My life working with the rest of the staff at HSRC started when their federal center grant funding ended and I moved into an office on campus.  Cecil Sheps, who was the Center Director when I was hired, was also Vice Chancellor for Health Affairs, so the Sheps Center Board asked Gordon DeFriese, a young faculty member in Sociology already working with the HSRC to become its director.  He said yes and for 27 years, with the help of a very dedicated staff, built the foundation for the center you see today.  We were all in the beginning stages of our careers and worked as a team to help Gordon secure the funds each year to keep us employed but Gordon was the person who knew which projects and funding agencies to pursue.  Part of the reason the staff was so dedicated was that when we had tight deadlines to meet, Gordon was always there working side-by-side with us to meet them and once we had, he found a way for us to celebrate together.  We formed close friendships that have lasted over the years and I think the reason they have is that we have always had a social side to working at the Sheps Center.

As the Sheps Center grew, it became more difficult to have center-wide events but some still continued, including my two favorites, the ACC Basketball Tournament Hot Dog lunch and the Holiday Party and gift exchange.  I feel this aspect of life at the workplace is just as important as the projects we do.  It makes the normal hassles that come along with the work much more tolerable.  I have seen your beautiful new building and hopefully once COVID is better under control, more of you will feel comfortable coming back to the office so if I come by for a visit, I will see you enjoying your new workspace and working (and partying) together.  I have known Mark Holmes since he was a graduate student and he is a wonderful person and scholar but he also enjoys having some fun at the office and I was thrilled when I heard he was going to be your director.

 

What is your current hobby/interest at the moment?

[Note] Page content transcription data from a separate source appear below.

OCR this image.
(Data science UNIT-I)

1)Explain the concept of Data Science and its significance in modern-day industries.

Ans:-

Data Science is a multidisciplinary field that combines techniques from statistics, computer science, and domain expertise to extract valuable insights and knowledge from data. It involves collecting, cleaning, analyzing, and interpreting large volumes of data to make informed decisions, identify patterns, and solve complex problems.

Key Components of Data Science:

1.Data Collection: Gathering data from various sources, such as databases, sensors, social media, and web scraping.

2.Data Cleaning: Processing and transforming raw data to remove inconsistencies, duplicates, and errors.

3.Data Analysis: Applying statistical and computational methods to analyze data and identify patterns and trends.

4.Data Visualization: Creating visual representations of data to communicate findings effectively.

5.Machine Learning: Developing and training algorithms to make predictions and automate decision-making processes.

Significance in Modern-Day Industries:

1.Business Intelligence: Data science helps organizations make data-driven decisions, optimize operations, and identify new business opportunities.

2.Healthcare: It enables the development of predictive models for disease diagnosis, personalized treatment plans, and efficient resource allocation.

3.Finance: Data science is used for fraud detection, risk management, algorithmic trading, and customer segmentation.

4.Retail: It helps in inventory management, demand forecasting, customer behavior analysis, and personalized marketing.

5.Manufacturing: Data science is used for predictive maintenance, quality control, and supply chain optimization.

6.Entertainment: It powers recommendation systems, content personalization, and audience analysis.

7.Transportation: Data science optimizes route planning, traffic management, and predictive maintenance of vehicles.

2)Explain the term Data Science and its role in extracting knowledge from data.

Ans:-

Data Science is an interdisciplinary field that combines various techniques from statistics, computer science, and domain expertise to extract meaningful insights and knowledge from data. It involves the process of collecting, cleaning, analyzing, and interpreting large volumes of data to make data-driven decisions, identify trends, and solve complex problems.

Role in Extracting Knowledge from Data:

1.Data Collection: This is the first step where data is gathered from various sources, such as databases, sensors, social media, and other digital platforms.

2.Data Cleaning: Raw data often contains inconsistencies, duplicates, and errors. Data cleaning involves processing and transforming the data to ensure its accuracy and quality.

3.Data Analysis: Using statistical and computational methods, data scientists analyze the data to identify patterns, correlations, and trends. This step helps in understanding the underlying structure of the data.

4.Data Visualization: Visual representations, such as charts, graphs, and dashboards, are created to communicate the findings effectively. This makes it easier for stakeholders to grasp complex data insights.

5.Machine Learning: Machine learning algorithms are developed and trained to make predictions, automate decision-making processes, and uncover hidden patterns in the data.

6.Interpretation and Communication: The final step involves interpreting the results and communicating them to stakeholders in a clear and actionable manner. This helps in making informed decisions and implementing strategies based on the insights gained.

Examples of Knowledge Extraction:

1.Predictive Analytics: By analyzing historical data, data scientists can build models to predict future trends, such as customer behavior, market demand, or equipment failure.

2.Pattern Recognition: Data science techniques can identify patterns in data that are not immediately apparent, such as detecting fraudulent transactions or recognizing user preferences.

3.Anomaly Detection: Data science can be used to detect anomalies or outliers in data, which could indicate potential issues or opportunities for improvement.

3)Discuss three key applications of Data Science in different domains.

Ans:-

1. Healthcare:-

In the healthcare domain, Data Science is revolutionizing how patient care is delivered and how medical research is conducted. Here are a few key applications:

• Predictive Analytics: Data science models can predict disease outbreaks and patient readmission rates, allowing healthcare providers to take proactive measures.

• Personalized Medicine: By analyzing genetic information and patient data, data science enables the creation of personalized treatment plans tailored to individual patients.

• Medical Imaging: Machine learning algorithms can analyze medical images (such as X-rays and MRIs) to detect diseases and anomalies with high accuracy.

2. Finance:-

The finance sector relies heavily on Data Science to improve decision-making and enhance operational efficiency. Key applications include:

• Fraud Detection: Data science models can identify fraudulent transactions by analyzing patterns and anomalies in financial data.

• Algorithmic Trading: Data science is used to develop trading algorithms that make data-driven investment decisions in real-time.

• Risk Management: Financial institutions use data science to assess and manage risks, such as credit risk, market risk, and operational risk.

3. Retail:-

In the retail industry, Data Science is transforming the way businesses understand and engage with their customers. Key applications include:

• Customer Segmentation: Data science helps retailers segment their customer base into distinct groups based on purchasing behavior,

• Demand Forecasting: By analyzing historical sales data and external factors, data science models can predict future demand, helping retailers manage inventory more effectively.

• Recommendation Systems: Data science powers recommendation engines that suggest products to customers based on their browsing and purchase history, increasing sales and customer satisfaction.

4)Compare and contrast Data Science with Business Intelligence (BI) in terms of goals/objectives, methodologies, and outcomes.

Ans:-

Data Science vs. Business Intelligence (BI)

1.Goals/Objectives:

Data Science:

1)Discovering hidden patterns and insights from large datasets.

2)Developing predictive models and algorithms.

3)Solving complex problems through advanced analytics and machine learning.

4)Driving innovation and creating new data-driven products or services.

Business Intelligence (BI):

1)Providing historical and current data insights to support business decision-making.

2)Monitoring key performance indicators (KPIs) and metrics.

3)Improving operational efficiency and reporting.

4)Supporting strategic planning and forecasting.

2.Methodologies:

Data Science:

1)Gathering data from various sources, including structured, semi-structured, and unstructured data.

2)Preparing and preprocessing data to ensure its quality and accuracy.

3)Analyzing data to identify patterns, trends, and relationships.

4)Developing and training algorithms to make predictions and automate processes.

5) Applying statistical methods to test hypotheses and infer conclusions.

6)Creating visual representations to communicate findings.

When I retired, I decided that I wanted to continue my volunteer work with non-profits that began in the 1980s when two friends, one who worked at the Sheps Center, asked me to be on the Chapel Hill Day Care Center Board of Directors.  In a nutshell, I really enjoyed working with them and have worked in some capacity ever since then.

Soon after I retired a public health friend approached me and asked me to join the North Carolina Citizens for Public Health.  This organization was started in 1979 to help educate the state Legislature about what the “community” felt were the public health problems they should be addressing.  It was made up of mostly retired public health staff and faculty from the School of Public Health.  When I joined the group in 2009 it had dwindled in size with members coming primarily from the Triangle area and the Legislature wasn’t too interested in “learning” from us.  We were beginning to think that maybe it was time to “close-up shop” when public health workers asked us to reconsider.  They wanted us to speak-up in a way they couldn’t to help educate the Legislature about their public health issues.  We took on the challenge but knew we could not do this effectively with the current membership.  Since then, the group has grown and we now have 221 members representing 71 of NC’s 100 counties.  COVID and Zoom, with the help of the Gillings School of Global Public Health, have helped with this and we are still growing since now members all over the state can participate in meetings without traveling.

Finally, I reconnected with the School of Public Health Alumni Association and became a Director on the their Governing Board and then President for a second time.  Associated with this I was also on the Public Health Foundation Board and am still helping the Advancement Office with their fund-raising efforts.

 

What is the best thing about retirement?

Having more control over my time and NOT having to get up and go to work five mornings a week.  This does not mean that I regret all those mornings I did get up and go to work.  I know if I had been working from home all this time, I would have had nothing to miss.